Черный и белый усмехнутся и посмотрят на меня, кажется, с сожалением. Но без колебаний.
- Нет, - быстро и четко скажет белый. – Ты можешь только уйти вместо него, а больше ничего нельзя. Поздно теперь.
- Это как в кино про горцев - в живых должен остаться только один? – попробую я пошутить. Но на сей раз никто не засмеется.
- Нет, это как в фильме Тарантино, Смертельное доказательство. Помнишь финальную сцену? - нехотя вставит белый с крыльями.
На твоем лице не дрогнет ни единая черта, будто все происходящее тебе безразлично, как чужой труп.
- И от него ничего не останется? Но я же этого не хотела на самом деле, это же были просто слова! Ведь я же люблю его, и зачем нужен весь этот мир, бесконечный и чудесный, если там не будет его? - меня начнет мелко трусить, и меч-луч в руке запляшет и размазанные солнечные зайчики заскачут по серо-коричневому туману.

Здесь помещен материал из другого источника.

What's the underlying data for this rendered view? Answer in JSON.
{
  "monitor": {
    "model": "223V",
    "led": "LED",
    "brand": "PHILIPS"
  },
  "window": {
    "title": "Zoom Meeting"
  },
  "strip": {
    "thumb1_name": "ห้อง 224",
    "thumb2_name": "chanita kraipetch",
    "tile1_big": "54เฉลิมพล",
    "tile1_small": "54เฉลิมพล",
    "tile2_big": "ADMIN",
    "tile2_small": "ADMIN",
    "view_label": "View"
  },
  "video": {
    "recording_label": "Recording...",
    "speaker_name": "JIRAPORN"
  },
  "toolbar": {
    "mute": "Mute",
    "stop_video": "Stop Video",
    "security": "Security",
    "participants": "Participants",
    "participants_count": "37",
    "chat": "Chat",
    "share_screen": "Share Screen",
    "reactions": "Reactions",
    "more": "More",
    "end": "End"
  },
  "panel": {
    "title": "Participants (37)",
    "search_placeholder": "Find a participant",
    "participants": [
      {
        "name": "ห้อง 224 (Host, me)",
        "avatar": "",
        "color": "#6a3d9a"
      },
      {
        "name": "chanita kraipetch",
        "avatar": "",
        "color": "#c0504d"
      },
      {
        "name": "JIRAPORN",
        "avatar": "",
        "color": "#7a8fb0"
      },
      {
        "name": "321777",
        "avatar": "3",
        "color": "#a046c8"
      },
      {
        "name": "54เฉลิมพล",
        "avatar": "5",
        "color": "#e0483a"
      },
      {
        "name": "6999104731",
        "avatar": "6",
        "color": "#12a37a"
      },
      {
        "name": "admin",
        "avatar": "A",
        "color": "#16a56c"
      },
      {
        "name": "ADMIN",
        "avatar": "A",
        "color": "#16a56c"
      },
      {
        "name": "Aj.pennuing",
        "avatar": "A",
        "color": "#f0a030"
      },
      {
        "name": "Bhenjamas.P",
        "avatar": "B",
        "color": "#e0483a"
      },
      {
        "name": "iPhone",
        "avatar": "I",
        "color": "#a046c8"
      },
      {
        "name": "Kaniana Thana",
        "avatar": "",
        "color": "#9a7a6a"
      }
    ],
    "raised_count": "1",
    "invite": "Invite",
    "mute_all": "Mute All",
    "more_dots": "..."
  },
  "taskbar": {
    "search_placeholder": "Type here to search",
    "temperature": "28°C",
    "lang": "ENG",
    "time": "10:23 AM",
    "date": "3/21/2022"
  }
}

- Мы ведь знаем, что слова - это не просто, - будто маленькой терпеливо станет говорить мне белый. - Подумай сама, слово был кто и слово было у кого. И сразу все поймешь. И не станешь тянуть время. Оно хоть и бесконечное, но ограниченное. Видишь, сколько существ ждут твоего деяния? Им здесь не сахар. Твой сын совершенно прав – ты даже не представляешь, какая там красота.
На меня будут смотреть глаза людей и ангелов, зверей и демонов, облаков и камней. И твои глаза тоже будут смотреть прямо. Ты не отведешь их, когда я подниму меч.
И следующим точным движением я направлю луч себе куда-то между грудью и животом.
Боли не будет, но все вокруг станет  постепенно меркнуть.
И лошади, и тигры, и наши с тобою дети, и амазонка с кесарем, и голоса, которые смеются и плачут и молитвы и проклятия и свет и морок, твои губы, мои пальцы,  все закружится и превратится в легкий ночной снег, и станет беззвучно падать на невидимую землю.
И какое-то время я еще буду видеть этот тихий снег, и неизвестно откуда взявшуюся  на нем удивительную бабочку, еще буду различать белые и черные тени, а затем белый пух занесет пестрые крылышки, вспышки сознания и воспоминаний, а потом я перестану видеть и снег, и тени, и тишину.
И ни в одной из точек бесконечного пространства не останется ни следа от нашей с тобой радости.